The value of the company due to expected bankruptcy costs is, $866,000.

What is tax explain?

  • Taxes are compulsory payments made by a government organization, whether local, regional, or federal, to people or businesses.
  • Tax revenues are used to fund a variety of government initiatives, such as Social Security and Medicare as well as public infrastructure and services like roads and schools.

What is a tax example?

  • Sales taxes, value-added taxes (VAT), taxes on any component of production or manufacturing, taxes on legal activities, and customs or import charges are a few examples.
  • A sizable percentage of consumer expenditures are subject to general sales taxes.

What is the purpose of tax?

  • Taxes on every aspect of production or manufacture, taxes on legal activities, general and selective sales taxes, value-added taxes (VAT), and customs or import charges are a few examples.
  • A sizable amount of consumer spending is subject to general sales taxes, which are levies.

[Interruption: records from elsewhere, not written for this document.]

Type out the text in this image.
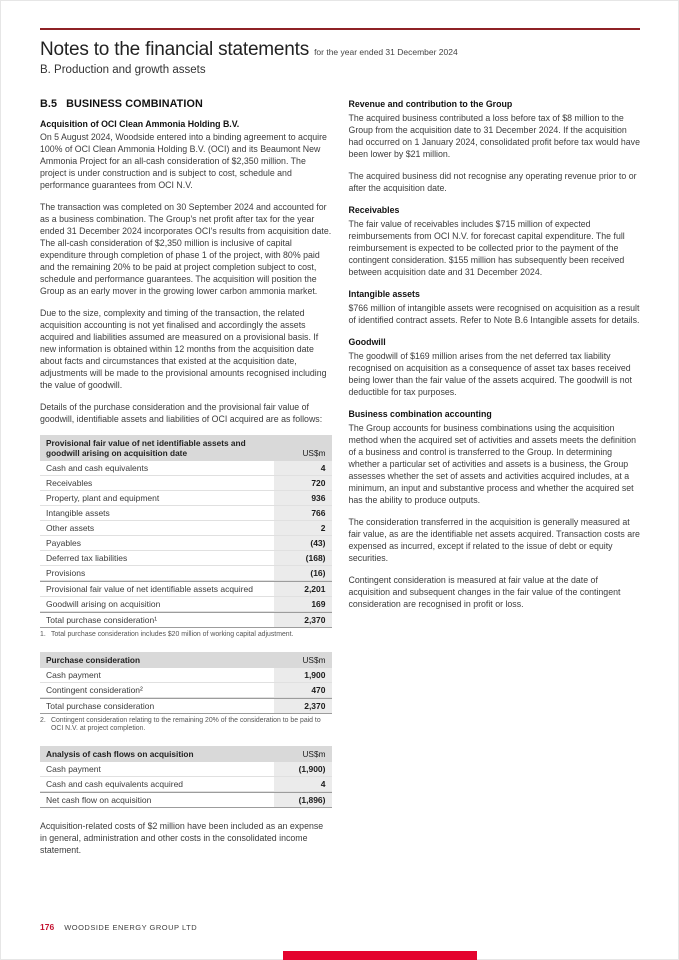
Notes to the financial statements for the year ended 31 December 2024
B. Production and growth assets
B.5 BUSINESS COMBINATION
Acquisition of OCI Clean Ammonia Holding B.V.

On 5 August 2024, Woodside entered into a binding agreement to acquire 100% of OCI Clean Ammonia Holding B.V. (OCI) and its Beaumont New Ammonia Project for an all-cash consideration of $2,350 million. The project is under construction and is subject to cost, schedule and performance guarantees from OCI N.V.

The transaction was completed on 30 September 2024 and accounted for as a business combination. The Group's net profit after tax for the year ended 31 December 2024 incorporates OCI's results from acquisition date. The all-cash consideration of $2,350 million is inclusive of capital expenditure through completion of phase 1 of the project, with 80% paid and the remaining 20% to be paid at project completion subject to cost, schedule and performance guarantees. The acquisition will position the Group as an early mover in the growing lower carbon ammonia market.

Due to the size, complexity and timing of the transaction, the related acquisition accounting is not yet finalised and accordingly the assets acquired and liabilities assumed are measured on a provisional basis. If new information is obtained within 12 months from the acquisition date about facts and circumstances that existed at the acquisition date, adjustments will be made to the provisional amounts recognised including the value of goodwill.

Details of the purchase consideration and the provisional fair value of goodwill, identifiable assets and liabilities of OCI acquired are as follows:

Provisional fair value of net identifiable assets and goodwill arising on acquisition date	US$m
Cash and cash equivalents	4
Receivables	720
Property, plant and equipment	936
Intangible assets	766
Other assets	2
Payables	(43)
Deferred tax liabilities	(168)
Provisions	(16)
Provisional fair value of net identifiable assets acquired	2,201
Goodwill arising on acquisition	169
Total purchase consideration¹	2,370
1. Total purchase consideration includes $20 million of working capital adjustment.
Purchase consideration	US$m
Cash payment	1,900
Contingent consideration²	470
Total purchase consideration	2,370
2. Contingent consideration relating to the remaining 20% of the consideration to be paid to OCI N.V. at project completion.
Analysis of cash flows on acquisition	US$m
Cash payment	(1,900)
Cash and cash equivalents acquired	4
Net cash flow on acquisition	(1,896)

Acquisition-related costs of $2 million have been included as an expense in general, administration and other costs in the consolidated income statement.

Revenue and contribution to the Group
The acquired business contributed a loss before tax of $8 million to the Group from the acquisition date to 31 December 2024. If the acquisition had occurred on 1 January 2024, consolidated profit before tax would have been lower by $21 million.
The acquired business did not recognise any operating revenue prior to or after the acquisition date.
Receivables
The fair value of receivables includes $715 million of expected reimbursements from OCI N.V. for forecast capital expenditure. The full reimbursement is expected to be collected prior to the payment of the contingent consideration. $155 million has subsequently been received between acquisition date and 31 December 2024.
Intangible assets
$766 million of intangible assets were recognised on acquisition as a result of identified contract assets. Refer to Note B.6 Intangible assets for details.
Goodwill
The goodwill of $169 million arises from the net deferred tax liability recognised on acquisition as a consequence of asset tax bases received being lower than the fair value of the assets acquired. The goodwill is not deductible for tax purposes.
Business combination accounting
The Group accounts for business combinations using the acquisition method when the acquired set of activities and assets meets the definition of a business and control is transferred to the Group. In determining whether a particular set of activities and assets is a business, the Group assesses whether the set of assets and activities acquired includes, at a minimum, an input and substantive process and whether the acquired set has the ability to produce outputs.
The consideration transferred in the acquisition is generally measured at fair value, as are the identifiable net assets acquired. Transaction costs are expensed as incurred, except if related to the issue of debt or equity securities.
Contingent consideration is measured at fair value at the date of acquisition and subsequent changes in the fair value of the contingent consideration are recognised in profit or loss.
176 WOODSIDE ENERGY GROUP LTD
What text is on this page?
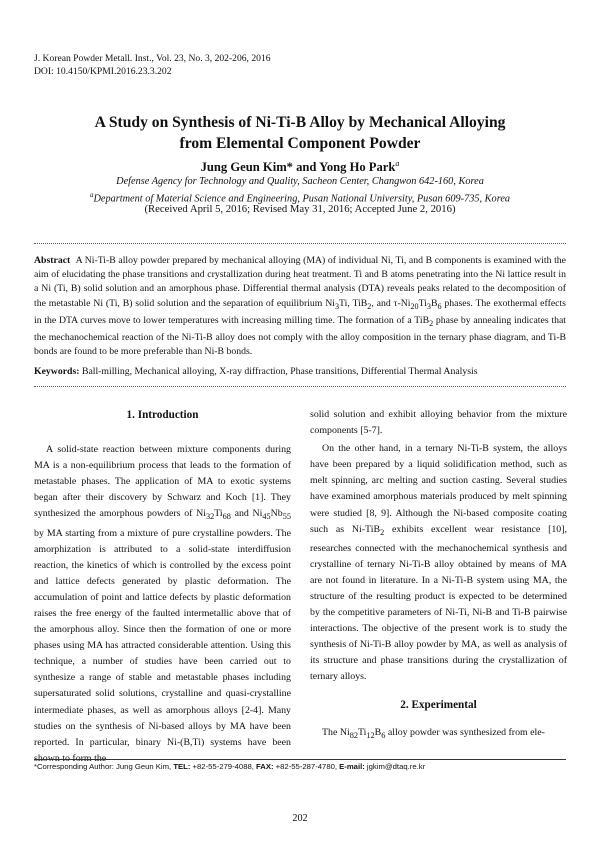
J. Korean Powder Metall. Inst., Vol. 23, No. 3, 202-206, 2016
DOI: 10.4150/KPMI.2016.23.3.202
A Study on Synthesis of Ni-Ti-B Alloy by Mechanical Alloying
from Elemental Component Powder
Jung Geun Kim* and Yong Ho Park$^a$
Defense Agency for Technology and Quality, Sacheon Center, Changwon 642-160, Korea
$^a$Department of Material Science and Engineering, Pusan National University, Pusan 609-735, Korea
(Received April 5, 2016; Revised May 31, 2016; Accepted June 2, 2016)
Abstract A Ni-Ti-B alloy powder prepared by mechanical alloying (MA) of individual Ni, Ti, and B components is examined with the aim of elucidating the phase transitions and crystallization during heat treatment. Ti and B atoms penetrating into the Ni lattice result in a Ni (Ti, B) solid solution and an amorphous phase. Differential thermal analysis (DTA) reveals peaks related to the decomposition of the metastable Ni (Ti, B) solid solution and the separation of equilibrium $Ni_3Ti$, TiB$_2$, and $\tau-Ni_{20}Ti_3B_6$ phases. The exothermal effects in the DTA curves move to lower temperatures with increasing milling time. The formation of a TiB$_2$ phase by annealing indicates that the mechanochemical reaction of the Ni-Ti-B alloy does not comply with the alloy composition in the ternary phase diagram, and Ti-B bonds are found to be more preferable than Ni-B bonds.
Keywords: Ball-milling, Mechanical alloying, X-ray diffraction, Phase transitions, Differential Thermal Analysis
1. Introduction

A solid-state reaction between mixture components during MA is a non-equilibrium process that leads to the formation of metastable phases. The application of MA to exotic systems began after their discovery by Schwarz and Koch [1]. They synthesized the amorphous powders of $Ni_{32}Ti_{68}$ and $Ni_{45}Nb_{55}$ by MA starting from a mixture of pure crystalline powders. The amorphization is attributed to a solid-state interdiffusion reaction, the kinetics of which is controlled by the excess point and lattice defects generated by plastic deformation. The accumulation of point and lattice defects by plastic deformation raises the free energy of the faulted intermetallic above that of the amorphous alloy. Since then the formation of one or more phases using MA has attracted considerable attention. Using this technique, a number of studies have been carried out to synthesize a range of stable and metastable phases including supersaturated solid solutions, crystalline and quasi-crystalline intermediate phases, as well as amorphous alloys [2-4]. Many studies on the synthesis of Ni-based alloys by MA have been reported. In particular, binary Ni-(B,Ti) systems have been shown to form the

solid solution and exhibit alloying behavior from the mixture components [5-7].

On the other hand, in a ternary Ni-Ti-B system, the alloys have been prepared by a liquid solidification method, such as melt spinning, arc melting and suction casting. Several studies have examined amorphous materials produced by melt spinning were studied [8, 9]. Although the Ni-based composite coating such as Ni-TiB$_2$ exhibits excellent wear resistance [10], researches connected with the mechanochemical synthesis and crystalline of ternary Ni-Ti-B alloy obtained by means of MA are not found in literature. In a Ni-Ti-B system using MA, the structure of the resulting product is expected to be determined by the competitive parameters of Ni-Ti, Ni-B and Ti-B pairwise interactions. The objective of the present work is to study the synthesis of Ni-Ti-B alloy powder by MA, as well as analysis of its structure and phase transitions during the crystallization of ternary alloys.

2. Experimental

The $Ni_{82}Ti_{12}B_6$ alloy powder was synthesized from ele-

*Corresponding Author: Jung Geun Kim, TEL: +82-55-279-4088, FAX: +82-55-287-4780, E-mail: jgkim@dtaq.re.kr
202
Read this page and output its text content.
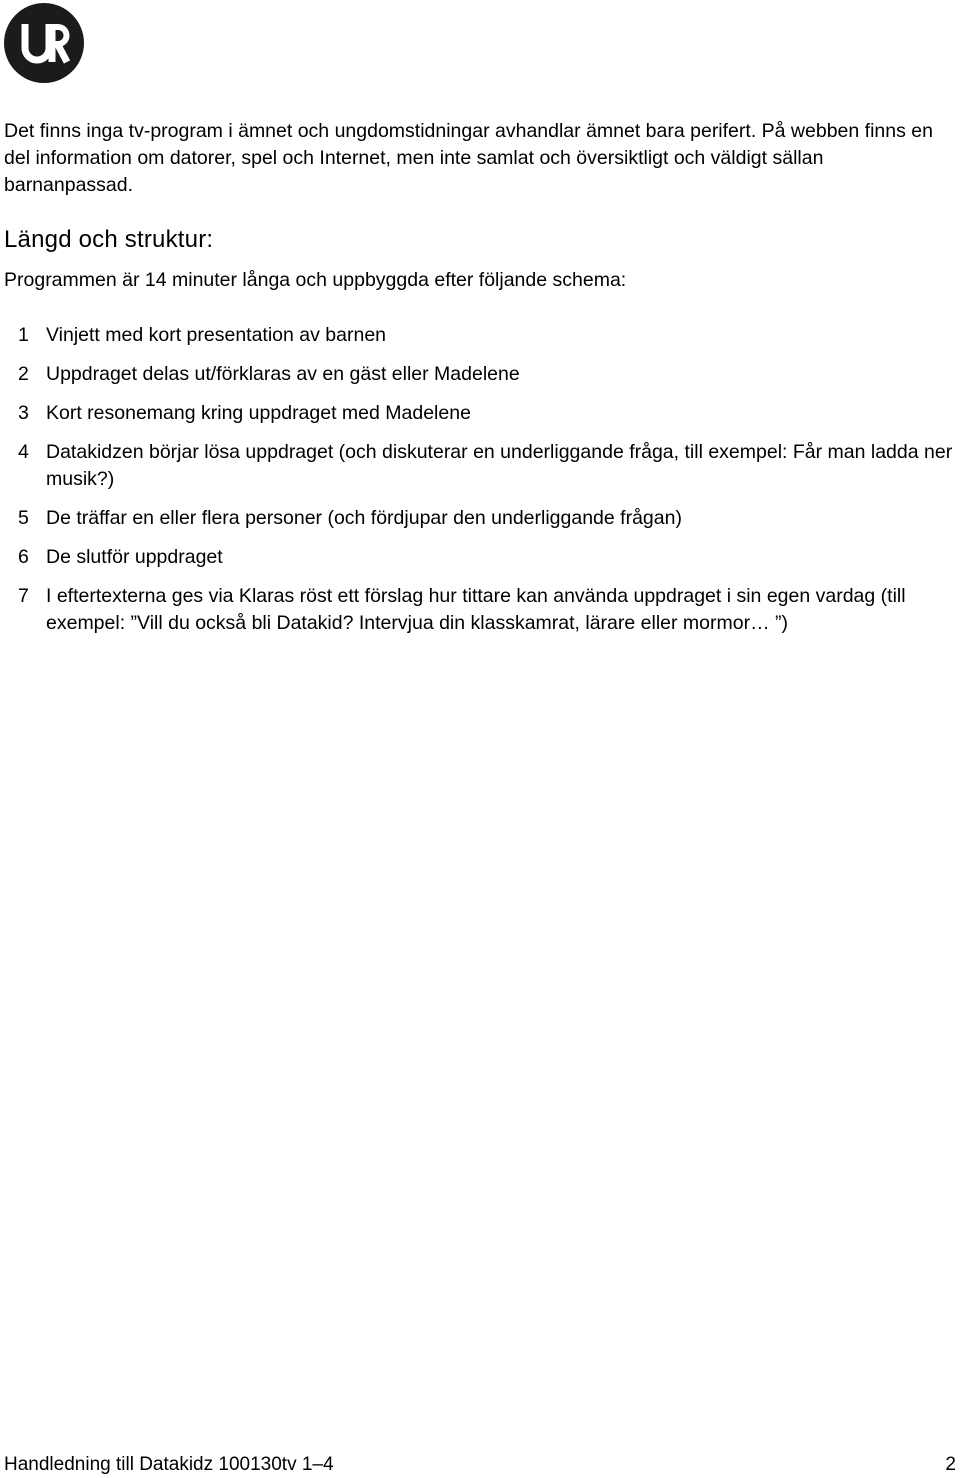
Det finns inga tv-program i ämnet och ungdomstidningar avhandlar ämnet bara perifert. På webben finns en del information om datorer, spel och Internet, men inte samlat och översiktligt och väldigt sällan barnanpassad.

Längd och struktur:

Programmen är 14 minuter långa och uppbyggda efter följande schema:

1 Vinjett med kort presentation av barnen
2 Uppdraget delas ut/förklaras av en gäst eller Madelene
3 Kort resonemang kring uppdraget med Madelene
4 Datakidzen börjar lösa uppdraget (och diskuterar en underliggande fråga, till exempel: Får man ladda ner musik?)
5 De träffar en eller flera personer (och fördjupar den underliggande frågan)
6 De slutför uppdraget
7 I eftertexterna ges via Klaras röst ett förslag hur tittare kan använda uppdraget i sin egen vardag (till exempel: ”Vill du också bli Datakid? Intervjua din klasskamrat, lärare eller mormor… ”)
Handledning till Datakidz 100130tv 1–4	2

According to M & M proportion I with taxes, the value of the levered firm is:

V (Firm) = V (Equity) + V (Debt).

            = $27,900,000 + 0.24(5,900,000).

            = $27,900,000 + $1,416,000.

            = $29,316,000.

Total market value of the firm:

= Market value of the debt + Market value of equity.

= $5,900,000 + stock outstanding × Selling price per share.

= $5,900,000  + 410,000 × $55 per share.

= $28,450,000.

With non-marketed claims, such as bankruptcy costs, we would expect the two values to be the same.

The differences are the non-marketed claims:

Expected bankruptcy costs = $29,316,000 - $28,450,000.

                                             = $866,000.